Since June 22, the center has cared for more than 70 pelicans, and six were brought in on July 20 as the 11 recovered birds were being released.

Meanwhile, Crash — who got stitches in her pouch and had a pin removed from her toe — and her healthy feathered friends, had their day in the media spotlight when they were returned to the wild on a boardwalk at the north end of the beach.

It took four SUVs to transport the birds in cages to the beach. Workers carried them to the water’s edge, and the care center’s assistant director Lisa Birkle orchestrated their release.

“This is almost like a Broadway production,” joked a TV newsman watching the proceedings. And as first one bird and then another stepped gingerly from their cages and onto the sidewalk, they indeed resembled a feathered chorus line.

After a moment of blinking at the cameras, the pelicans began making the short hop to the water several feet below the walkway.

Crash was the last bird to go, living up to her name when she stepped hesitantly off the edge and tumbled onto a rock. But she quickly righted herself and soon was afloat, bobbing away toward her companions as they rinsed themselves in salt water and stretched their wings.

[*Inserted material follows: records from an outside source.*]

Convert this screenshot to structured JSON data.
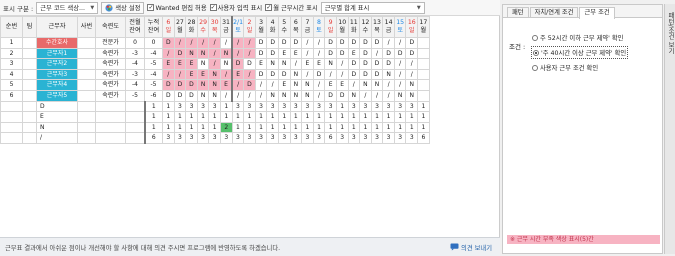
{
  "toolbar": {
    "display_label": "표시 구분 :",
    "display_value": "근무 코드 색상...",
    "color_btn": "색상 설정",
    "wanted_label": "Wanted 편집 허용",
    "user_label": "사용자 입력 표시",
    "monthly_label": "월 근무시간 표시",
    "sum_value": "근무별 합계 표시"
  },
  "grid": {
    "headers": [
      {
        "t": "순번"
      },
      {
        "t": "팀"
      },
      {
        "t": "근무자"
      },
      {
        "t": "사번"
      },
      {
        "t": "숙련도"
      },
      {
        "t": "전월 잔여"
      },
      {
        "t": "누적 잔여"
      },
      {
        "t": "6 일",
        "c": "red"
      },
      {
        "t": "27 월"
      },
      {
        "t": "28 화"
      },
      {
        "t": "29 수",
        "c": "red"
      },
      {
        "t": "30 목",
        "c": "red"
      },
      {
        "t": "31 금"
      },
      {
        "t": "2/1 토",
        "c": "blu"
      },
      {
        "t": "2 일",
        "c": "red"
      },
      {
        "t": "3 월"
      },
      {
        "t": "4 화"
      },
      {
        "t": "5 수"
      },
      {
        "t": "6 목"
      },
      {
        "t": "7 금"
      },
      {
        "t": "8 토",
        "c": "blu"
      },
      {
        "t": "9 일",
        "c": "red"
      },
      {
        "t": "10 월"
      },
      {
        "t": "11 화"
      },
      {
        "t": "12 수"
      },
      {
        "t": "13 목"
      },
      {
        "t": "14 금"
      },
      {
        "t": "15 토",
        "c": "blu"
      },
      {
        "t": "16 일",
        "c": "red"
      },
      {
        "t": "17 월"
      }
    ],
    "rows": [
      {
        "no": "1",
        "name": "수간호사",
        "nc": "red",
        "skill": "전문가",
        "prev": "0",
        "acc": "0",
        "d": [
          "D",
          "/",
          "/",
          "/",
          "/",
          "/",
          "/",
          "/",
          "D",
          "D",
          "D",
          "D",
          "/",
          "/",
          "D",
          "D",
          "D",
          "D",
          "D",
          "/",
          "/",
          "D"
        ],
        "p": [
          1,
          1,
          1,
          1,
          1,
          0,
          1,
          1
        ]
      },
      {
        "no": "2",
        "name": "근무자1",
        "nc": "blu",
        "skill": "숙련가",
        "prev": "-3",
        "acc": "-4",
        "d": [
          "/",
          "D",
          "N",
          "N",
          "/",
          "N",
          "/",
          "/",
          "D",
          "D",
          "E",
          "E",
          "/",
          "/",
          "D",
          "D",
          "E",
          "D",
          "/",
          "D",
          "D",
          "D"
        ],
        "p": [
          1,
          1,
          1,
          1,
          1,
          1,
          1,
          1
        ]
      },
      {
        "no": "3",
        "name": "근무자2",
        "nc": "blu",
        "skill": "숙련가",
        "prev": "-4",
        "acc": "-5",
        "d": [
          "E",
          "E",
          "E",
          "N",
          "/",
          "N",
          "D",
          "D",
          "E",
          "N",
          "N",
          "/",
          "E",
          "E",
          "N",
          "/",
          "D",
          "D",
          "D",
          "D",
          "/",
          "/"
        ],
        "p": [
          1,
          1,
          1,
          0,
          1,
          0,
          1,
          0
        ]
      },
      {
        "no": "4",
        "name": "근무자3",
        "nc": "blu",
        "skill": "숙련가",
        "prev": "-3",
        "acc": "-4",
        "d": [
          "/",
          "/",
          "E",
          "E",
          "N",
          "/",
          "E",
          "/",
          "D",
          "D",
          "D",
          "N",
          "/",
          "D",
          "/",
          "/",
          "D",
          "D",
          "D",
          "N",
          "/",
          "/"
        ],
        "p": [
          1,
          1,
          1,
          1,
          1,
          1,
          1,
          1
        ]
      },
      {
        "no": "5",
        "name": "근무자4",
        "nc": "blu",
        "skill": "숙련가",
        "prev": "-4",
        "acc": "-5",
        "d": [
          "D",
          "D",
          "D",
          "N",
          "N",
          "E",
          "/",
          "D",
          "/",
          "/",
          "E",
          "N",
          "N",
          "/",
          "E",
          "E",
          "/",
          "N",
          "N",
          "/",
          "/",
          "N"
        ],
        "p": [
          1,
          1,
          1,
          1,
          1,
          1,
          1,
          1
        ]
      },
      {
        "no": "6",
        "name": "근무자5",
        "nc": "blu",
        "skill": "숙련가",
        "prev": "-5",
        "acc": "-6",
        "d": [
          "D",
          "D",
          "D",
          "N",
          "N",
          "/",
          "/",
          "/",
          "/",
          "N",
          "N",
          "N",
          "N",
          "/",
          "D",
          "D",
          "N",
          "/",
          "/",
          "/",
          "N",
          "N"
        ],
        "p": [
          0,
          0,
          0,
          0,
          0,
          0,
          0,
          0
        ]
      }
    ],
    "summary": [
      {
        "code": "D",
        "v": [
          "1",
          "1",
          "3",
          "3",
          "3",
          "3",
          "1",
          "3",
          "3",
          "3",
          "3",
          "3",
          "3",
          "3",
          "3",
          "3",
          "1",
          "3",
          "3",
          "3",
          "3",
          "3",
          "3",
          "1"
        ]
      },
      {
        "code": "E",
        "v": [
          "1",
          "1",
          "1",
          "1",
          "1",
          "1",
          "1",
          "1",
          "1",
          "1",
          "1",
          "1",
          "1",
          "1",
          "1",
          "1",
          "1",
          "1",
          "1",
          "1",
          "1",
          "1",
          "1",
          "1"
        ]
      },
      {
        "code": "N",
        "v": [
          "1",
          "1",
          "1",
          "1",
          "1",
          "1",
          "2",
          "1",
          "1",
          "1",
          "1",
          "1",
          "1",
          "1",
          "1",
          "1",
          "1",
          "1",
          "1",
          "1",
          "1",
          "1",
          "1",
          "1"
        ]
      },
      {
        "code": "/",
        "v": [
          "6",
          "3",
          "3",
          "3",
          "3",
          "3",
          "3",
          "3",
          "3",
          "3",
          "3",
          "3",
          "3",
          "3",
          "3",
          "6",
          "3",
          "3",
          "3",
          "3",
          "3",
          "3",
          "3",
          "6"
        ]
      }
    ]
  },
  "statusbar": {
    "message": "근무표 결과에서 아쉬운 점이나 개선해야 할 사항에 대해 의견 주시면 프로그램에 반영하도록 하겠습니다.",
    "feedback": "의견 보내기"
  },
  "panel": {
    "tabs": [
      "패턴",
      "자치/연계 조건",
      "근무 조건"
    ],
    "active_tab": 2,
    "condition_label": "조건 :",
    "options": [
      "주 52시간 이하 근무 제약' 확인",
      "'주 40시간 이상 근무 제약' 확인",
      "사용자 근무 조건 확인"
    ],
    "selected": 1,
    "note": "※ 근무 시간 부족 색상 표시(5)간",
    "side_label": "패턴/조건 보기"
  },
  "colors": {
    "head_nurse": "#e86a6a",
    "worker": "#2ab3d3",
    "alert": "#f7b3c2",
    "ok": "#56c06b"
  }
}
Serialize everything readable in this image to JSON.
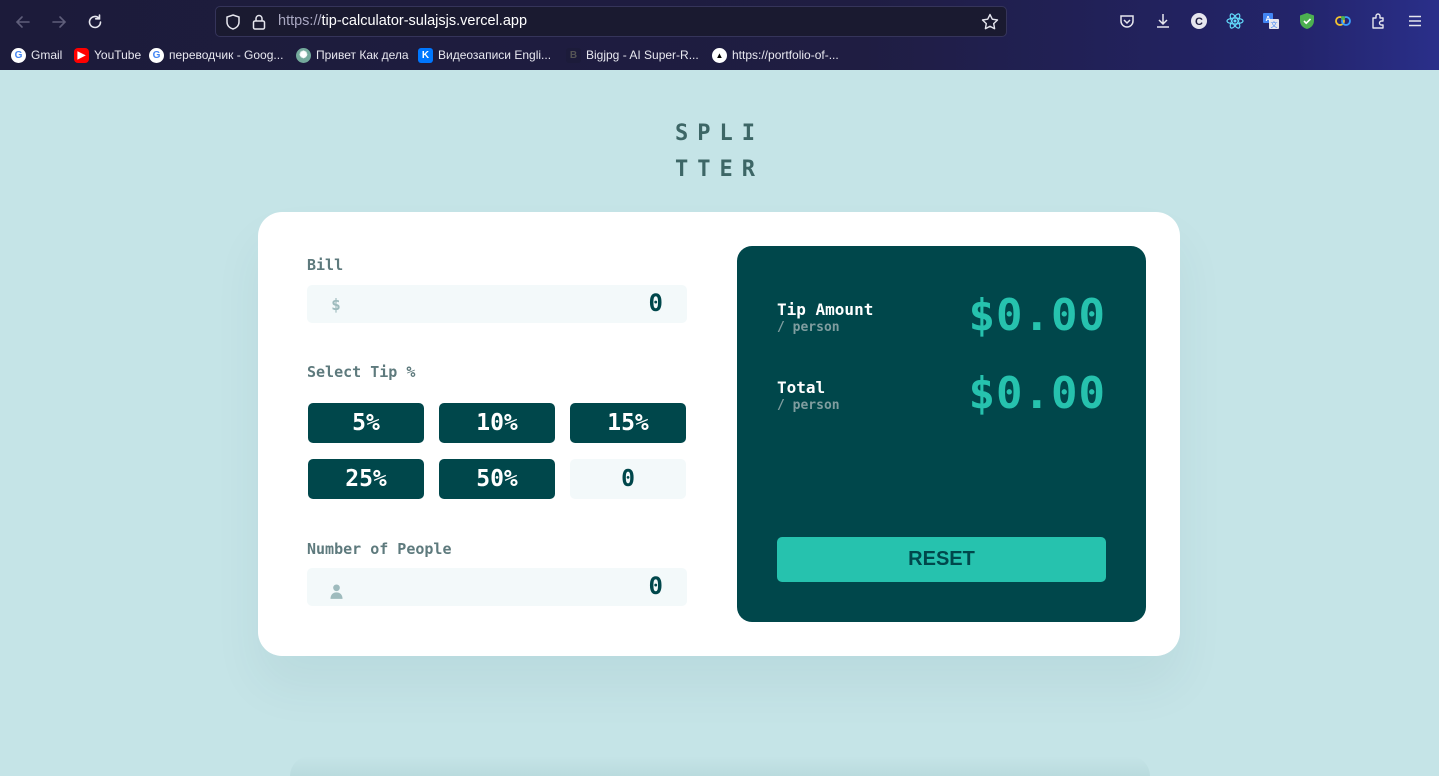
{
  "browser": {
    "url_scheme": "https://",
    "url_host": "tip-calculator-sulajsjs.vercel.app",
    "bookmarks": [
      {
        "label": "Gmail",
        "icon": "google-icon"
      },
      {
        "label": "YouTube",
        "icon": "youtube-icon"
      },
      {
        "label": "переводчик - Goog...",
        "icon": "google-icon"
      },
      {
        "label": "Привет Как дела",
        "icon": "chatgpt-icon"
      },
      {
        "label": "Видеозаписи Engli...",
        "icon": "vk-icon"
      },
      {
        "label": "Bigjpg - AI Super-R...",
        "icon": "bigjpg-icon"
      },
      {
        "label": "https://portfolio-of-...",
        "icon": "vercel-icon"
      }
    ]
  },
  "logo": {
    "line1": "SPLI",
    "line2": "TTER"
  },
  "bill": {
    "label": "Bill",
    "icon": "dollar-icon",
    "value": "0"
  },
  "tip": {
    "label": "Select Tip %",
    "options": [
      "5%",
      "10%",
      "15%",
      "25%",
      "50%"
    ],
    "custom_value": "0"
  },
  "people": {
    "label": "Number of People",
    "icon": "person-icon",
    "value": "0"
  },
  "result": {
    "tip_label": "Tip Amount",
    "tip_sub": "/ person",
    "tip_value": "$0.00",
    "total_label": "Total",
    "total_sub": "/ person",
    "total_value": "$0.00",
    "reset_label": "RESET"
  },
  "colors": {
    "background": "#c5e4e7",
    "dark_cyan": "#00474b",
    "accent": "#26c2ae",
    "label_grey": "#5e7a7d"
  }
}
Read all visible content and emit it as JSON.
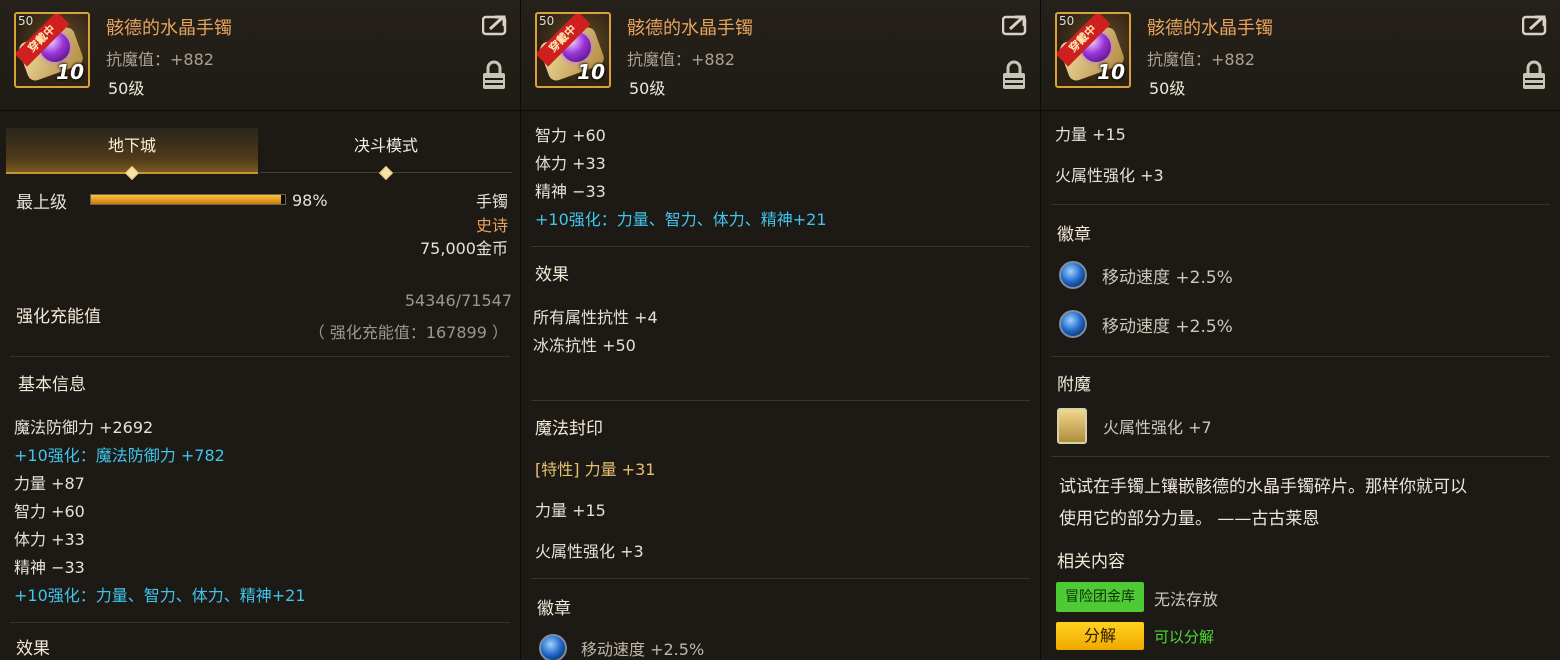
{
  "item": {
    "name": "骸德的水晶手镯",
    "stat": "抗魔值：+882",
    "level": "50级",
    "icon_level": "50",
    "equipped_ribbon": "穿戴中",
    "reinforce": "10"
  },
  "icons": {
    "share": "share-icon",
    "lock": "lock-icon",
    "emblem": "blue-orb-icon",
    "card": "enchant-card-icon"
  },
  "panel1": {
    "tabs": [
      {
        "label": "地下城",
        "active": true
      },
      {
        "label": "决斗模式",
        "active": false
      }
    ],
    "grade_label": "最上级",
    "grade_percent": 0.98,
    "grade_percent_text": "98%",
    "type": "手镯",
    "rarity": "史诗",
    "price": "75,000金币",
    "charge_label": "强化充能值",
    "charge_value": "54346/71547",
    "charge_sub": "（ 强化充能值：167899 ）",
    "basic_title": "基本信息",
    "lines": [
      {
        "text": "魔法防御力 +2692",
        "color": "white"
      },
      {
        "text": "+10强化：魔法防御力 +782",
        "color": "cyan"
      },
      {
        "text": "力量 +87",
        "color": "white"
      },
      {
        "text": "智力 +60",
        "color": "white"
      },
      {
        "text": "体力 +33",
        "color": "white"
      },
      {
        "text": "精神 −33",
        "color": "white"
      },
      {
        "text": "+10强化：力量、智力、体力、精神+21",
        "color": "cyan"
      }
    ],
    "effect_cut": "效果"
  },
  "panel2": {
    "top_lines": [
      "智力 +60",
      "体力 +33",
      "精神 −33"
    ],
    "reinforce_line": "+10强化：力量、智力、体力、精神+21",
    "effect_title": "效果",
    "effect_lines": [
      "所有属性抗性 +4",
      "冰冻抗性 +50"
    ],
    "seal_title": "魔法封印",
    "seal_trait": "[特性] 力量 +31",
    "seal_lines": [
      "力量 +15",
      "火属性强化 +3"
    ],
    "emblem_title": "徽章",
    "emblem_cut": "移动速度 +2.5%"
  },
  "panel3": {
    "top_lines": [
      "力量 +15",
      "火属性强化 +3"
    ],
    "emblem_title": "徽章",
    "emblems": [
      "移动速度 +2.5%",
      "移动速度 +2.5%"
    ],
    "enchant_title": "附魔",
    "enchant": "火属性强化 +7",
    "flavor_1": "试试在手镯上镶嵌骸德的水晶手镯碎片。那样你就可以",
    "flavor_2": "使用它的部分力量。 ——古古莱恩",
    "related_title": "相关内容",
    "related": [
      {
        "badge": "冒险团金库",
        "status": "无法存放"
      },
      {
        "badge": "分解",
        "status": "可以分解"
      }
    ],
    "colors": {
      "green_badge": "#4ecb34",
      "yellow_badge": "#ffd21f",
      "status_ok": "#4ed934"
    }
  }
}
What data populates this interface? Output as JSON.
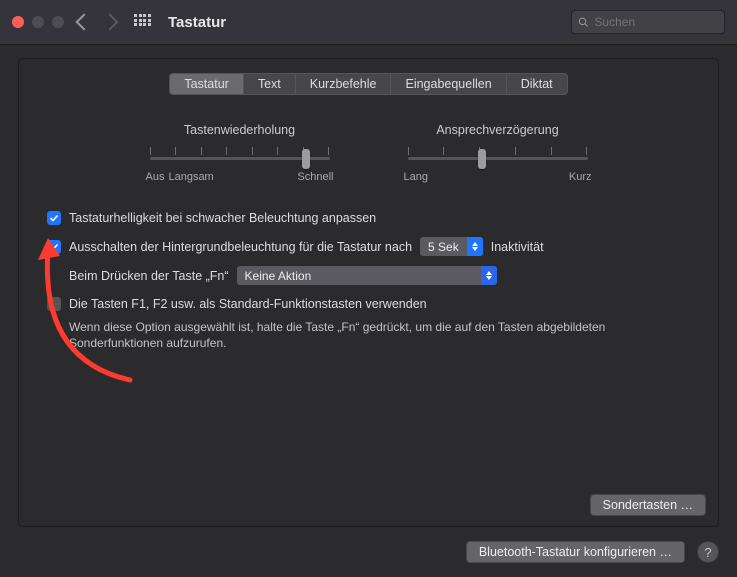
{
  "title": "Tastatur",
  "search": {
    "placeholder": "Suchen"
  },
  "tabs": [
    "Tastatur",
    "Text",
    "Kurzbefehle",
    "Eingabequellen",
    "Diktat"
  ],
  "sliders": {
    "repeat": {
      "label": "Tastenwiederholung",
      "left": "Aus",
      "left2": "Langsam",
      "right": "Schnell"
    },
    "delay": {
      "label": "Ansprechverzögerung",
      "left": "Lang",
      "right": "Kurz"
    }
  },
  "options": {
    "brightness_adjust": "Tastaturhelligkeit bei schwacher Beleuchtung anpassen",
    "backlight_off_pre": "Ausschalten der Hintergrundbeleuchtung für die Tastatur nach",
    "backlight_off_select": "5 Sek",
    "backlight_off_post": "Inaktivität",
    "fn_label": "Beim Drücken der Taste „Fn“",
    "fn_select": "Keine Aktion",
    "std_fn": "Die Tasten F1, F2 usw. als Standard-Funktionstasten verwenden",
    "std_fn_help": "Wenn diese Option ausgewählt ist, halte die Taste „Fn“ gedrückt, um die auf den Tasten abgebildeten Sonderfunktionen aufzurufen."
  },
  "buttons": {
    "sondertasten": "Sondertasten …",
    "bluetooth": "Bluetooth-Tastatur konfigurieren …"
  }
}
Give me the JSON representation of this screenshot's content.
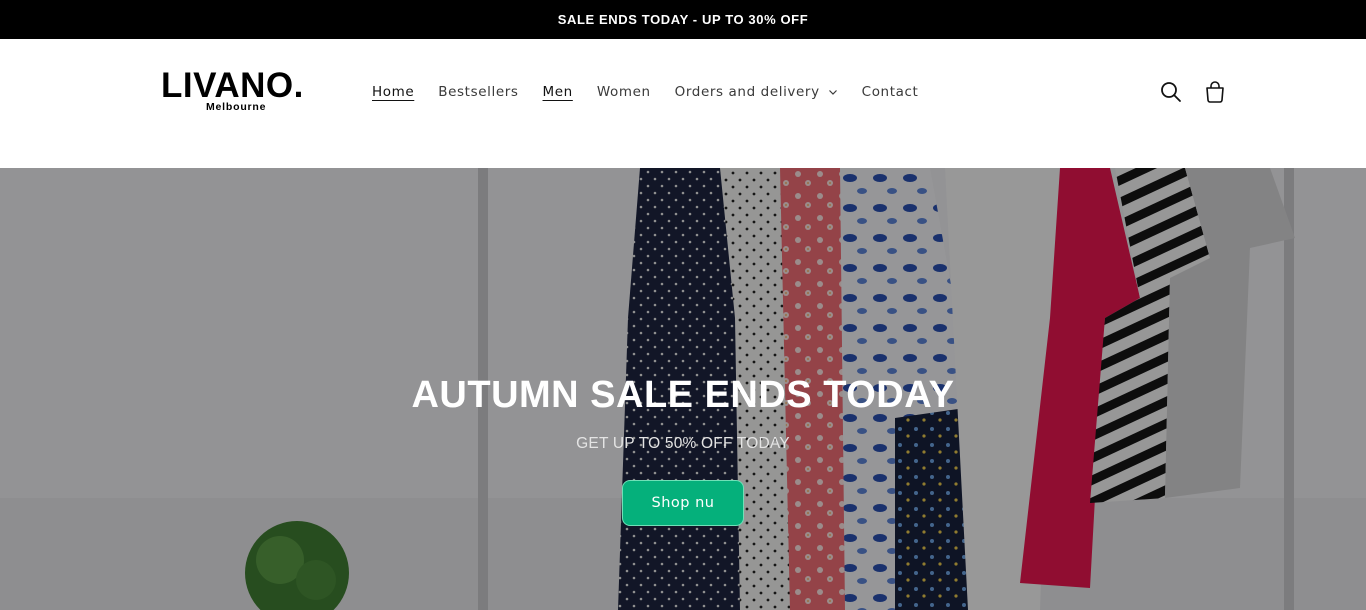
{
  "announcement": {
    "text": "SALE ENDS TODAY - UP TO 30% OFF"
  },
  "header": {
    "logo": {
      "main": "LIVANO.",
      "sub": "Melbourne"
    },
    "nav": [
      {
        "label": "Home",
        "active": true
      },
      {
        "label": "Bestsellers",
        "active": false
      },
      {
        "label": "Men",
        "active": true
      },
      {
        "label": "Women",
        "active": false
      },
      {
        "label": "Orders and delivery",
        "active": false,
        "dropdown": true
      },
      {
        "label": "Contact",
        "active": false
      }
    ],
    "icons": [
      "search-icon",
      "cart-icon"
    ]
  },
  "hero": {
    "title": "AUTUMN SALE ENDS TODAY",
    "subtitle": "GET UP TO 50% OFF TODAY",
    "button_label": "Shop nu",
    "button_color": "#05b07b"
  }
}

“Look at them all bathing. They’re so happy,” Birkle said.

The release was a success, but plenty of work awaits the care center staff.

In June, the center received a number of calls about pelicans behaving strangely, possibly from domoic acid poisoning, which makes birds disoriented, acting as if they’re drunk.

The water has been at least 4 degrees warmer because of atmospheric conditions, so food for the birds has been scarce. At the same time, bird researchers have noticed a pelican baby boom.

All told, the center has taken in nearly 4,000 animals since January, a huge jump from the 3,200 intakes in all of 2005.

The bright spot in the July 20 bird release was the media attention, which can help raise donations for the center. McGuire said the center has had to spend $800 to $1,000 a week buying a half-ton of fish to feed all the birds in its care.

One pelican eats about 10 pounds of fish per day.